Словно разрушая эту близость, не подобающую ни месту, ни времени, ни обстоятельствам нашего первого разговора, она улыбнулась и сказала:
– Я была немного резка с вами. Мне жаль, но я перестала вести разговоры ради разговоров. Банальности меня раздражают.
– Банальности составляют большую часть того, что я слышу в течение дня, – ответила я. – Но мне пора.
Уходить совершенно не хотелось, однако я почувствовала: сейчас самый подходящий для этого момент.
– Была рада с вами познакомиться, – добавила я, вставая из-за столика, – давайте вернемся к этому разговору, когда вам будет удобно. Я здесь каждое утро…
– Да, я тоже, хотя и прихожу не по тем же причинам, что и вы. Или, может быть, впрочем… До завтра.

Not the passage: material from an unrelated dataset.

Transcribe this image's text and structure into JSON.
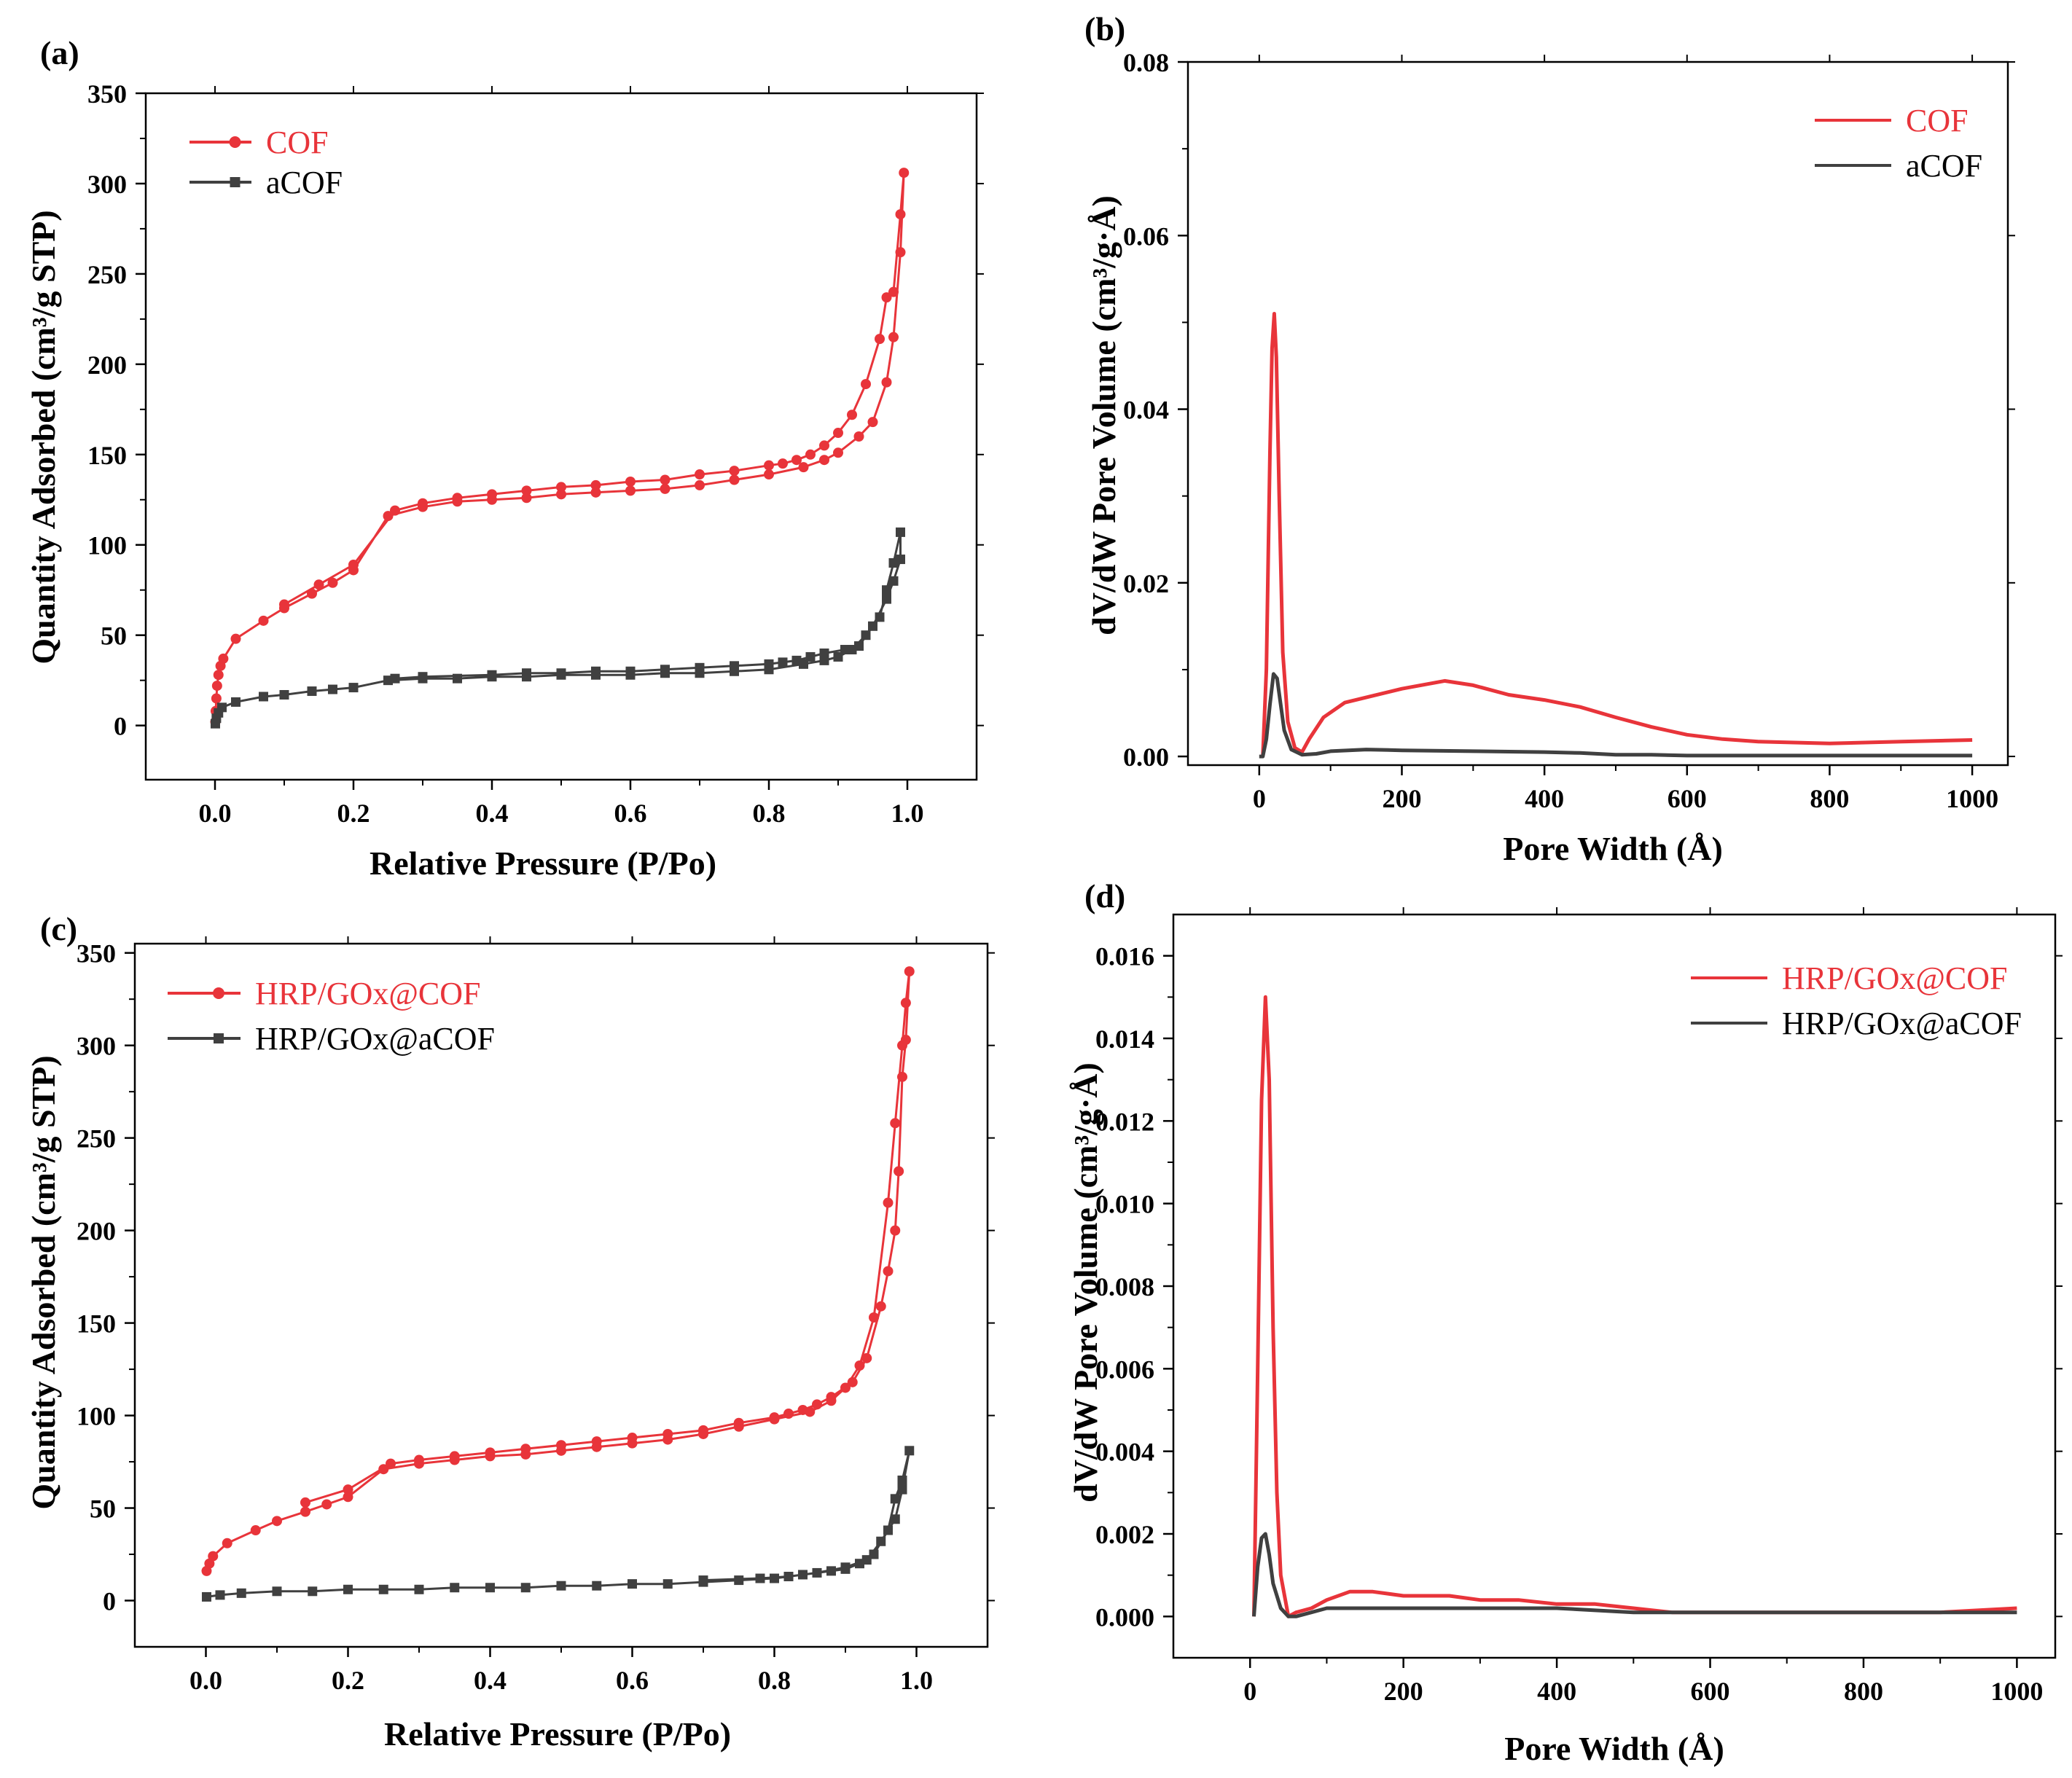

Приглашение присоединиться к ней завтра облегчило уход из кафе. Я протянула ей руку на прощание. Ее рука, как лицо и голос, – все в ней излучало гармоничный диссонанс. Я быстро вышла из зала, преодолев легкое сопротивление пурпурной портьеры. И лишь оказавшись на улице и вдохнув отрезвляющего свежего воздуха, поняла, что нарушила все правила приличия, не заплатив ни за свой, ни за ее заказ.
Затем на меня навалились разные задачи, которые я должна была выполнить днем, а вечером предстояла встреча с Симоном, и вот эта мысль навеяла на меня дикую скуку. Подлинность одного жизненного момента часто подсвечивает приземленность других. Впервые у меня хватило сил или, скорее, ясности мысли, чтобы признать: я нуждаюсь в этих отношениях гораздо меньше, чем могла подумать. Хуже того, они больше не могли принести никакой пользы нам обоим. Они давно при смерти, а мы, словно родственники у постели больного, продолжали отрицать неизбежное.
Я знала тихие зимы, как утро от страсти рвется…
«Давным-давно, на краю пустыни, мы сидели на большом камне. Оба в белых одеждах, на нас опускался вечер. В тот день он говорил со мной, говорил о небе. Я слушала его голос долго, пока не зажглись звезды. У него была глиняная дощечка, и он показывал, как выводить на ней символы. Он открыл мне глаза на то, чего женщине лучше не видеть. Каждое слово проливалось медом на душу.
Давным-давно мы оба были в белых одеждах, и солнце обдавало жаром наши лица. Он взял меня за руку, и мы пошли сквозь толпу. Я не имела права быть с ним, находиться рядом, это право принадлежало его жене – женщине, которой я не была. Поэтому, опустив голову, я скользила тенью по его следам. Я уже научилась читать символы, которым он меня учил. С наступлением ночи мы всегда оказывались на том камне.